Kultur : Talk Talk

Die „Collectors Days“

Nicole Büsing/Heiko Klaas

Kann man ein Tattoo von Douglas Gordon verkaufen, das man auf dem eigenen Rücken trägt? Warum hat Richard Massey aus Miami die Farbe Grau zum Thema seiner Sammlung gemacht? Und wie genau sah die im Westen bis heute fast unbekannte polnische Moderne aus? Wer auf hohem Niveau und in entspannter Atmosphäre über das private Sammeln von Kunst debattieren wollte, der kam zu den dritten „Collectors Days“ im Hotel Castell im schweizerischen Zuoz. Hier trafen sich rund 70 internationale Teilnehmer: Sammler, Galeristen und Kunstinteressierte. Das Hotel Castell, ein burgartiges Grandhotel von 1912, gehört der Zürcher Sammlerfamilie Regula und Ruedi Bechtler. Vor einigen Jahren wurde es behutsam saniert, seine Lobby, die Flure und der Speisesaal sind nun mit Kunst ausgestattet: mit Werken von Carsten Höller, Simon Starling, Roman Signer oder Christine Streuli.

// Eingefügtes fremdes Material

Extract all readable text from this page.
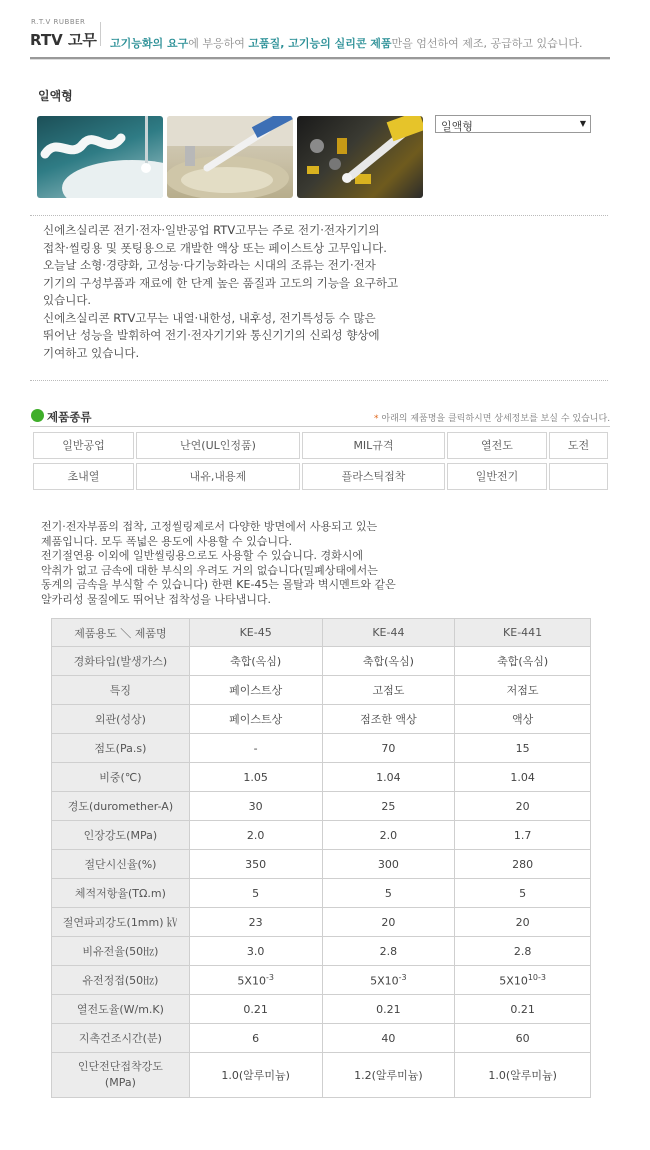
R.T.V RUBBER
RTV 고무 고기능화의 요구에 부응하여 고품질, 고기능의 실리콘 제품만을 엄선하여 제조, 공급하고 있습니다.
일액형
일액형	▼

신에츠실리콘 전기·전자·일반공업 RTV고무는 주로 전기·전자기기의

접착·씰링용 및 폿팅용으로 개발한 액상 또는 페이스트상 고무입니다.

오늘날 소형·경량화, 고성능·다기능화라는 시대의 조류는 전기·전자

기기의 구성부품과 재료에 한 단계 높은 품질과 고도의 기능을 요구하고

있습니다.

신에츠실리콘 RTV고무는 내열·내한성, 내후성, 전기특성등 수 많은

뛰어난 성능을 발휘하여 전기·전자기기와 통신기기의 신뢰성 향상에

기여하고 있습니다.

제품종류	* 아래의 제품명을 클릭하시면 상세정보를 보실 수 있습니다.
일반공업	난연(UL인정품)	MIL규격	열전도	도전
초내열	내유,내용제	플라스틱접착	일반전기

전기·전자부품의 접착, 고정씰링제로서 다양한 방면에서 사용되고 있는

제품입니다. 모두 폭넓은 용도에 사용할 수 있습니다.

전기절연용 이외에 일반씰링용으로도 사용할 수 있습니다. 경화시에

악취가 없고 금속에 대한 부식의 우려도 거의 없습니다(밀폐상태에서는

동계의 금속을 부식할 수 있습니다) 한편 KE-45는 몰탈과 벽시멘트와 같은

알카리성 물질에도 뛰어난 접착성을 나타냅니다.

제품용도 ＼ 제품명	KE-45	KE-44	KE-441
경화타입(발생가스)	축합(옥심)	축합(옥심)	축합(옥심)
특징	페이스트상	고점도	저점도
외관(성상)	페이스트상	점조한 액상	액상
점도(Pa.s)	-	70	15
비중(℃)	1.05	1.04	1.04
경도(duromether-A)	30	25	20
인장강도(MPa)	2.0	2.0	1.7
절단시신율(%)	350	300	280
체적저항율(TΩ.m)	5	5	5
절연파괴강도(1mm) ㎸	23	20	20
비유전율(50㎐)	3.0	2.8	2.8
유전정접(50㎐)	$5X10^{-3}$	$5X10^{-3}$	5X10$^{10-3}$
열전도율(W/m.K)	0.21	0.21	0.21
지촉건조시간(분)	6	40	60
인단전단접착강도
(MPa)	1.0(알루미늄)	1.2(알루미늄)	1.0(알루미늄)
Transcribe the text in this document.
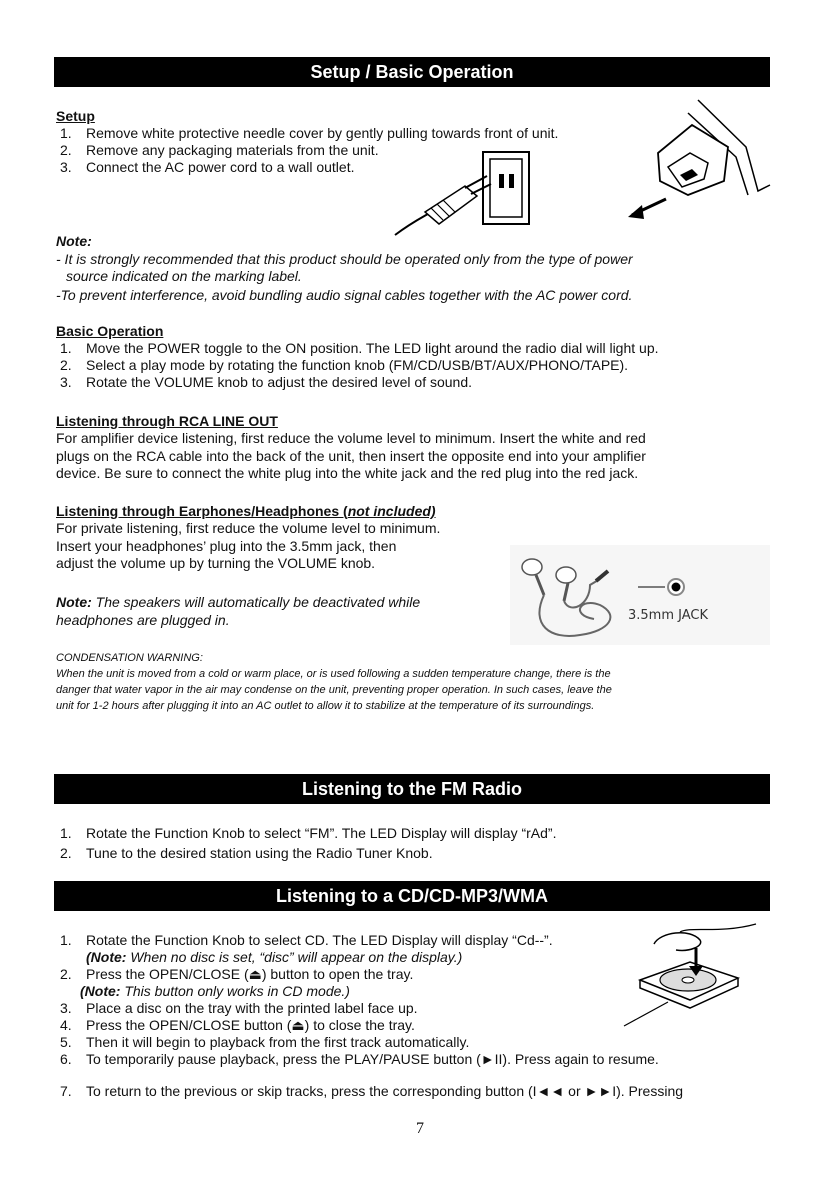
Setup / Basic Operation
Setup
1. Remove white protective needle cover by gently pulling towards front of unit.
2. Remove any packaging materials from the unit.
3. Connect the AC power cord to a wall outlet.
Note:
- It is strongly recommended that this product should be operated only from the type of power
source indicated on the marking label.
-To prevent interference, avoid bundling audio signal cables together with the AC power cord.
Basic Operation
1. Move the POWER toggle to the ON position. The LED light around the radio dial will light up.
2. Select a play mode by rotating the function knob (FM/CD/USB/BT/AUX/PHONO/TAPE).
3. Rotate the VOLUME knob to adjust the desired level of sound.
Listening through RCA LINE OUT
For amplifier device listening, first reduce the volume level to minimum. Insert the white and red
plugs on the RCA cable into the back of the unit, then insert the opposite end into your amplifier
device. Be sure to connect the white plug into the white jack and the red plug into the red jack.
Listening through Earphones/Headphones (not included)
For private listening, first reduce the volume level to minimum.
Insert your headphones’ plug into the 3.5mm jack, then
adjust the volume up by turning the VOLUME knob.
Note: The speakers will automatically be deactivated while
headphones are plugged in.	3.5mm JACK
CONDENSATION WARNING:
When the unit is moved from a cold or warm place, or is used following a sudden temperature change, there is the
danger that water vapor in the air may condense on the unit, preventing proper operation. In such cases, leave the
unit for 1-2 hours after plugging it into an AC outlet to allow it to stabilize at the temperature of its surroundings.
Listening to the FM Radio
1. Rotate the Function Knob to select “FM”. The LED Display will display “rAd”.
2. Tune to the desired station using the Radio Tuner Knob.
Listening to a CD/CD-MP3/WMA
1. Rotate the Function Knob to select CD. The LED Display will display “Cd--”.
(Note: When no disc is set, “disc” will appear on the display.)
2. Press the OPEN/CLOSE (⏏) button to open the tray.
(Note: This button only works in CD mode.)
3. Place a disc on the tray with the printed label face up.
4. Press the OPEN/CLOSE button (⏏) to close the tray.
5. Then it will begin to playback from the first track automatically.
6. To temporarily pause playback, press the PLAY/PAUSE button (►II). Press again to resume.
7. To return to the previous or skip tracks, press the corresponding button (I◄◄ or ►►I). Pressing
7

Zusammen mit dem Basler Kurator und Kritiker Daniel Baumann hatte Ruedi Bechtler ein anspruchsvolles Programm zusammengestellt: Vorträge im Wechsel mit Exkursionen in die urigen Dörfer der Umgebung. Renommierte Galerien wie Tschudi (Glarus), Monica De Cardenas (Mailand) und von Bartha (Basel) unterhalten hier in anspruchsvoll renovierten Engadiner Bauernhäusern teils spektakuläre Dependancen. Tagsüber traf man sich zu Vorträgen und Diskussionen, während Junggaleristen wie Jean-Claude Freymond-Guth aus Zürich oder Bruce Haines von Ancient & Modern in London ihre Programme vorstellten. Der niederländische Schriftsteller Oscar van den Boogaard berichtete von seiner Galeristentätigkeit mit jungen Brit-Art-Künstlern in den Neunzigern, sein Douglas-Gordon-Tattoo „Guilty“ sorgte für Diskussionen. Niels Staerk aus Kopenhagen präsentierte skandinavische Newcomer, engagierte Sammler wie das junge Warschauer Ehepaar Kasia und Pawel Prokesz erzählten von ihrem kontinuierlichen Sammlungsaufbau.

Zuoz ist nicht St. Moritz: Bei den „Collectors Days“ wird nicht geprotzt und geklotzt. Kein Austausch über Preise, kein müßiges Spekulieren über die Kunstmarktblase. Der Inhalt und die Ästhetik der Kunst stehen im Vordergrund. Neue Namen werden offen ausgetauscht, abseitige Entdeckungen und Sammelstrategien preisgegeben, umstrittene Positionen lebhaft diskutiert. Schweizerische Bescheidenheit und der erklärte Wille zur Entschleunigung stehen im Vordergrund. Abseits der Hektik immer neuer Kunstmessen und Vernissage-Wochenenden konzentriert man sich auf das Wesen der Kunst und künstlerisches Denken. Für die vierten „Collectors Days“ planen Bechtler und Baumann eine Öffnung für breitere Kreise: Kunstliebhaber sollen im nächsten Jahr auch dann teilnehmen dürfen, wenn sie keine expliziten Sammler sind. Nicole Büsing/Heiko Klaas

Die 4. Collectors Days finden im September 2009 statt: www.hotel-castell.ch.